You are viewing a plain text version of this content. The canonical link for it is here.
Posted to java-user@lucene.apache.org by hesh jay <he...@gmail.com> on 2015/04/01 04:44:46 UTC

for check similarity of two sentences

hi,
I am second year undergraduate of University of Moratuwa,SriLanka.My second
year project I am doing Question answering system(Knowledge base).In this
project i have to suggest similar question perviously asked by other users.
I should find similarity of two Sentences in my application to suggest
those questions.can i do that using Apache Lucene?
Thank You!
regards,
Heshan jayasinghe

Re: for check similarity of two sentences

Posted by Robust Links <pe...@robustlinks.com>.
Hi Heshan

one approach could be something like this:

1- vectorize each ngram of each sentence. One vectorization strategy is to
use word2vec (the deep learning package). i believe someone has ported
word2vec (originally in C) to Lucene. do google search
2- aggregate each word vector (i.e some clustering). this will aggregate N
vectors (of each ngram) to 1 vector for the whole sentence
3- given a new sentence to match, first do steps 1 and 2 above then compare
that vector with other sentence vectors. Comparison is usually something
like dot product, or more generally some kernel function. Use Apache math's
vectorized modules rather than writing loops since computing dot products
can be expensive and numerical packages use vectorization strategy (linear
algebra) to speed up the computation.

good luck with your project

Peyman

On Thu, Apr 2, 2015 at 4:04 AM, Gimantha Bandara <gi...@wso2.com> wrote:

> Hi Heshan,
> I think you can achieve what you are looking for.
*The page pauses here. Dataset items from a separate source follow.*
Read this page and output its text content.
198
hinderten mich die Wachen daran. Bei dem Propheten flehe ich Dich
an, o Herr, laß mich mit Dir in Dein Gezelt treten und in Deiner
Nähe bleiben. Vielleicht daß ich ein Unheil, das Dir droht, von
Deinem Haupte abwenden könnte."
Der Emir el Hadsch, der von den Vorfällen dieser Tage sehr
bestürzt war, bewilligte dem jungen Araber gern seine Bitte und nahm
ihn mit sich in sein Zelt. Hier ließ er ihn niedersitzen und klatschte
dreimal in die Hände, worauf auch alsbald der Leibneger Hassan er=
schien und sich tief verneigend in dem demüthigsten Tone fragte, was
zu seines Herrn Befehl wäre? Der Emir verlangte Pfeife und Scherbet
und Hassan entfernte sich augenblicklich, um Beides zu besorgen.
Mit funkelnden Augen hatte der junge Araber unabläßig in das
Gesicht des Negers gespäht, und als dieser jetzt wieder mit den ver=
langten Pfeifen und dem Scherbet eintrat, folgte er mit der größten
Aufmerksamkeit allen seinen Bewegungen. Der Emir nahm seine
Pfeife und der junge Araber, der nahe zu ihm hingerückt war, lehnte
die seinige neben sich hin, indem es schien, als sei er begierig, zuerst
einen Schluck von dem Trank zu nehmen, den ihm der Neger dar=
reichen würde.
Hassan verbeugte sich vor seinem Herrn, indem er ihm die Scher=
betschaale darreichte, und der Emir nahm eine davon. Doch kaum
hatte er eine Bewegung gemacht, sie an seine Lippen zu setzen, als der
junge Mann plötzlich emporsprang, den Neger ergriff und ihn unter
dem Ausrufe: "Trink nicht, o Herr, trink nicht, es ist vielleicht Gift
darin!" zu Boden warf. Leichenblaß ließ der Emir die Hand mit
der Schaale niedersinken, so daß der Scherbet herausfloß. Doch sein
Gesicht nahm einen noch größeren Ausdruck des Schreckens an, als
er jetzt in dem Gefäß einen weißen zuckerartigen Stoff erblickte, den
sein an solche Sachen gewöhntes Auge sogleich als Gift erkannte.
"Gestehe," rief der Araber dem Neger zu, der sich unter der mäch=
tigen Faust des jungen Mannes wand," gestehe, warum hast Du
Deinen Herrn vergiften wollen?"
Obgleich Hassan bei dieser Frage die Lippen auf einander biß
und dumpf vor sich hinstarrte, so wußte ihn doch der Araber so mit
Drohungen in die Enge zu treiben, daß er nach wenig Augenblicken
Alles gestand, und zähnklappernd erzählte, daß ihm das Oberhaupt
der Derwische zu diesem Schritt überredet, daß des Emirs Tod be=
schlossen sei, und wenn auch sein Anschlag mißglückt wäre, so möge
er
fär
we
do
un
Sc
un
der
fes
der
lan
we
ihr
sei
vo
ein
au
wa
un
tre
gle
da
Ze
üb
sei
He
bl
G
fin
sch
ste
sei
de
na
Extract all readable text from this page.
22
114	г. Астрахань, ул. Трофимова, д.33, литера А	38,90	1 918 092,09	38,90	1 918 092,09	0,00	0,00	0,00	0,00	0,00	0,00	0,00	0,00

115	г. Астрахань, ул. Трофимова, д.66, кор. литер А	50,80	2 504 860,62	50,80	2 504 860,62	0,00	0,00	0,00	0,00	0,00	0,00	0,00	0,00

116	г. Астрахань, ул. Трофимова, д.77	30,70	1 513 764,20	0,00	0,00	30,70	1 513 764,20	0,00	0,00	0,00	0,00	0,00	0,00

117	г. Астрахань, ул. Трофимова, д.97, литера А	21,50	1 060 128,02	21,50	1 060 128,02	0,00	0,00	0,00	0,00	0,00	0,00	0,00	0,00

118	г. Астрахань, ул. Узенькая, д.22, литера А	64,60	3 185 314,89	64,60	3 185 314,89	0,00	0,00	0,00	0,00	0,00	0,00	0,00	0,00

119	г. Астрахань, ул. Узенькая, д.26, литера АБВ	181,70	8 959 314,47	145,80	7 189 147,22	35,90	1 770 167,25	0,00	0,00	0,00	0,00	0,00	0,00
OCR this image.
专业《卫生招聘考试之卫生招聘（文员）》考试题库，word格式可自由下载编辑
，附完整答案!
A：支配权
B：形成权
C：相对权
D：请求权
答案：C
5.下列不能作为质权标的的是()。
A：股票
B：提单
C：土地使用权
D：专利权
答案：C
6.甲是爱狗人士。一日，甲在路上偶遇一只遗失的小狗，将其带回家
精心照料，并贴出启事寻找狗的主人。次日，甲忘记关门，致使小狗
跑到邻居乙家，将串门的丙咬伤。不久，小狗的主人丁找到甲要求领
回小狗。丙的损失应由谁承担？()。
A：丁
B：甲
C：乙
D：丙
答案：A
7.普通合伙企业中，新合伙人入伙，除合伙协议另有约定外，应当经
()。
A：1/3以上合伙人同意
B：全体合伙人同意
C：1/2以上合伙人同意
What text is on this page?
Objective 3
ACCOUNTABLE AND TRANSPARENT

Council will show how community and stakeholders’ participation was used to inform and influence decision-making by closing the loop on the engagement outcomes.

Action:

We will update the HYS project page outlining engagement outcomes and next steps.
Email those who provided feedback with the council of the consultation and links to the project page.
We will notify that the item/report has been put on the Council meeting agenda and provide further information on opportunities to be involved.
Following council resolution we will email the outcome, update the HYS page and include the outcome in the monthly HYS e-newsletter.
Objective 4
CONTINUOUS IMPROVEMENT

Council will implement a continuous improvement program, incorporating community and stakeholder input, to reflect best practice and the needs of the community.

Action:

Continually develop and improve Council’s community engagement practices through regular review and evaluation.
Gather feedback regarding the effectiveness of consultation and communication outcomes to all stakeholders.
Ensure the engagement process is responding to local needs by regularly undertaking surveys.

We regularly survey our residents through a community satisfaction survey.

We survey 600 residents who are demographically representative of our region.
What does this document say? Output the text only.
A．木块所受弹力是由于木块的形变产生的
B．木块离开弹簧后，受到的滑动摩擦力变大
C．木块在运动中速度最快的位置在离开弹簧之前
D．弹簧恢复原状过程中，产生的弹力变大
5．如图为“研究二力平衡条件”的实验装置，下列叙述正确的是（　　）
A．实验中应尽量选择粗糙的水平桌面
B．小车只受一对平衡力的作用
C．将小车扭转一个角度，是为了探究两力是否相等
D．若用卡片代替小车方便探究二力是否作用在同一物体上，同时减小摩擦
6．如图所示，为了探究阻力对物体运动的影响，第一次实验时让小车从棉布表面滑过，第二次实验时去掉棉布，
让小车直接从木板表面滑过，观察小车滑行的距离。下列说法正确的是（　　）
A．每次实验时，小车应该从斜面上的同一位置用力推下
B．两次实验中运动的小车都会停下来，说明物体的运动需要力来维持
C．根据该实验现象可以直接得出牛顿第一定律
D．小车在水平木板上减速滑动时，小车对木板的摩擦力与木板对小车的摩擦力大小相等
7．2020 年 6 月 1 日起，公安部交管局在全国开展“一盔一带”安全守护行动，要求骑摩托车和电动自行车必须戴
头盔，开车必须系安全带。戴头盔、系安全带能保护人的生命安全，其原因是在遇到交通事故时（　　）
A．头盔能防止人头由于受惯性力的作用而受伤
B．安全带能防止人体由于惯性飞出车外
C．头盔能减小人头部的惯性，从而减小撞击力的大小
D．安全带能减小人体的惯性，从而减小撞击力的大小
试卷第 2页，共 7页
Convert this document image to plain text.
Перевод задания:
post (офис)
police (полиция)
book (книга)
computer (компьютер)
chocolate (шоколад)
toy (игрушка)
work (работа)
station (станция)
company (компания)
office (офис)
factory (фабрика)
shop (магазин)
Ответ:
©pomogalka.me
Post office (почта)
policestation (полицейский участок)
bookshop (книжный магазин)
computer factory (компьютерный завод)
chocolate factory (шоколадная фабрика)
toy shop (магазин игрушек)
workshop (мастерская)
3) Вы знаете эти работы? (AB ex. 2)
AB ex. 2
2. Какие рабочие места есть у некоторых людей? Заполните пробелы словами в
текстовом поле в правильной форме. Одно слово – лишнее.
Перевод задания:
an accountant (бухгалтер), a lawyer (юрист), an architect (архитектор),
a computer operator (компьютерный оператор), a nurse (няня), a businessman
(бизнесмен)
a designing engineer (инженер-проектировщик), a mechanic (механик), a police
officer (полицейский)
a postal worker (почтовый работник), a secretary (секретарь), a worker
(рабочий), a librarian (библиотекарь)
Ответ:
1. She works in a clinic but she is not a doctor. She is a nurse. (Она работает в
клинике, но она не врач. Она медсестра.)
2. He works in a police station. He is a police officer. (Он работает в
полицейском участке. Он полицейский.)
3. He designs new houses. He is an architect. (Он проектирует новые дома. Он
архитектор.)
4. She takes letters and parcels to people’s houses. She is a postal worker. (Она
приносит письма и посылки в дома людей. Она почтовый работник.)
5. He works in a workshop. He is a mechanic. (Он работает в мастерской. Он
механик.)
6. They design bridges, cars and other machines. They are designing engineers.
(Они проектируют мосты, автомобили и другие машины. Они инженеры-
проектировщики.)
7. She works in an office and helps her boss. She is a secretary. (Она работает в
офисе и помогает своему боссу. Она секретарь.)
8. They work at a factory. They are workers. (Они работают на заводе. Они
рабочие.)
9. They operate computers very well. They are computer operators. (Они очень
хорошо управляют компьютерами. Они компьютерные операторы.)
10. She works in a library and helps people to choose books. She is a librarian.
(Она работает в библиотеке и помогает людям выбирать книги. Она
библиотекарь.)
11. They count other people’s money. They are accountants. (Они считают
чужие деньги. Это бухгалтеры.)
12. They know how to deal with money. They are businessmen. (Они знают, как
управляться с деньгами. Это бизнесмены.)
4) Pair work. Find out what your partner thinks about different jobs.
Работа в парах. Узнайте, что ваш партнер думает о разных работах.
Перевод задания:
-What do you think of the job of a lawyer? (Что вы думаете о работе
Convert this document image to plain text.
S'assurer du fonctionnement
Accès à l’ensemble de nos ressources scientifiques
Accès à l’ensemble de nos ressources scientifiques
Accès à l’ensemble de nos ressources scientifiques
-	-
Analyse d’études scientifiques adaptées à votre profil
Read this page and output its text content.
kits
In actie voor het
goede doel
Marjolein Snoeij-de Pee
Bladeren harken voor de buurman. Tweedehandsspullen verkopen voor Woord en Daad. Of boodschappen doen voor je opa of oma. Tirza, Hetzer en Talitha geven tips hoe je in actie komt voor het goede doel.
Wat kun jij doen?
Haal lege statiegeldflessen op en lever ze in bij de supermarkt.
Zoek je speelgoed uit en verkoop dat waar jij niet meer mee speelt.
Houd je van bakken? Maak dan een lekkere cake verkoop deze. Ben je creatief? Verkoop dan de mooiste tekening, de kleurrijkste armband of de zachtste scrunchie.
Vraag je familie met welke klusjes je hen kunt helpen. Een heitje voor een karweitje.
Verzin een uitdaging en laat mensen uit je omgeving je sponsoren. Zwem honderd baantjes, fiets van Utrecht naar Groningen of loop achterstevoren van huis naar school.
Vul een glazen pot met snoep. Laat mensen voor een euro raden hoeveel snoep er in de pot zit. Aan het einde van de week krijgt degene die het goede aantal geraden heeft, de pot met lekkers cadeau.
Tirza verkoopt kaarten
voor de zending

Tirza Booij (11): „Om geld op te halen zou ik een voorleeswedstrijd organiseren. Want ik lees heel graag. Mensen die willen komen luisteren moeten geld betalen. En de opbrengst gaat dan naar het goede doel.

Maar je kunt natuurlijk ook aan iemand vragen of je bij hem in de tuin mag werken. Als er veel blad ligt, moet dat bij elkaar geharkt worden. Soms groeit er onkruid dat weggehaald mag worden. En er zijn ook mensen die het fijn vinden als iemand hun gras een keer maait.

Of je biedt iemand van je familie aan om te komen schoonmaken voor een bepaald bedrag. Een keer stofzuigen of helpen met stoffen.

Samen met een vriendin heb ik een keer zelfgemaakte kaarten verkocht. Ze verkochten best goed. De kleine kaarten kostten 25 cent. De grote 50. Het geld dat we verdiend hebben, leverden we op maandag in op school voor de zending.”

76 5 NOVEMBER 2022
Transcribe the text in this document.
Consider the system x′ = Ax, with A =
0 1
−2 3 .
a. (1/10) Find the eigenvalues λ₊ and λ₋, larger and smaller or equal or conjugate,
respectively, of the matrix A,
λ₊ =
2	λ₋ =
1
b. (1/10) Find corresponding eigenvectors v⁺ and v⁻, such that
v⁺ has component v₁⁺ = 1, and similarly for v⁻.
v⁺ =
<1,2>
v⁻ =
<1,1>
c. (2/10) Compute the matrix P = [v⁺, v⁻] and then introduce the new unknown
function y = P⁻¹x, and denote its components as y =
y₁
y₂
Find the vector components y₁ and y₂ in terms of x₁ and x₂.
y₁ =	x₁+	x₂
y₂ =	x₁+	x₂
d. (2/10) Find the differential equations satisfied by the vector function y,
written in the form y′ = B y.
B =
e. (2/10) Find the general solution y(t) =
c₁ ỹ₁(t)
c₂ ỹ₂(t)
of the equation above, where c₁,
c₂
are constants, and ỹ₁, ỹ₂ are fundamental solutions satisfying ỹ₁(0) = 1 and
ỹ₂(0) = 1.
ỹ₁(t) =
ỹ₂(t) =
You may read "lucene in
> Action 2nd edition" about lucene scoring system and FuzzyQuery. Hope this
> may help. May be someone can suggest much better approach.
>
> On Wed, Apr 1, 2015 at 8:14 AM, hesh jay <he...@gmail.com> wrote:
>
> > hi,
> > I am second year undergraduate of University of Moratuwa,SriLanka.My
> second
> > year project I am doing Question answering system(Knowledge base).In this
> > project i have to suggest similar question perviously asked by other
> users.
> > I should find similarity of two Sentences in my application to suggest
> > those questions.can i do that using Apache Lucene?
> > Thank You!
> > regards,
> > Heshan jayasinghe
> >
>
>
>
> --
> Gimantha Bandara
> Software Engineer
> WSO2. Inc : http://wso2.com
> Mobile : +94714961919
>

Re: for check similarity of two sentences

Posted by Gimantha Bandara <gi...@wso2.com>.
Hi Heshan,
I think you can achieve what you are looking for. You may read "lucene in
Action 2nd edition" about lucene scoring system and FuzzyQuery. Hope this
may help. May be someone can suggest much better approach.

On Wed, Apr 1, 2015 at 8:14 AM, hesh jay <he...@gmail.com> wrote:

> hi,
> I am second year undergraduate of University of Moratuwa,SriLanka.My second
> year project I am doing Question answering system(Knowledge base).In this
> project i have to suggest similar question perviously asked by other users.
> I should find similarity of two Sentences in my application to suggest
> those questions.can i do that using Apache Lucene?
> Thank You!
> regards,
> Heshan jayasinghe
>



-- 
Gimantha Bandara
Software Engineer
WSO2. Inc : http://wso2.com
Mobile : +94714961919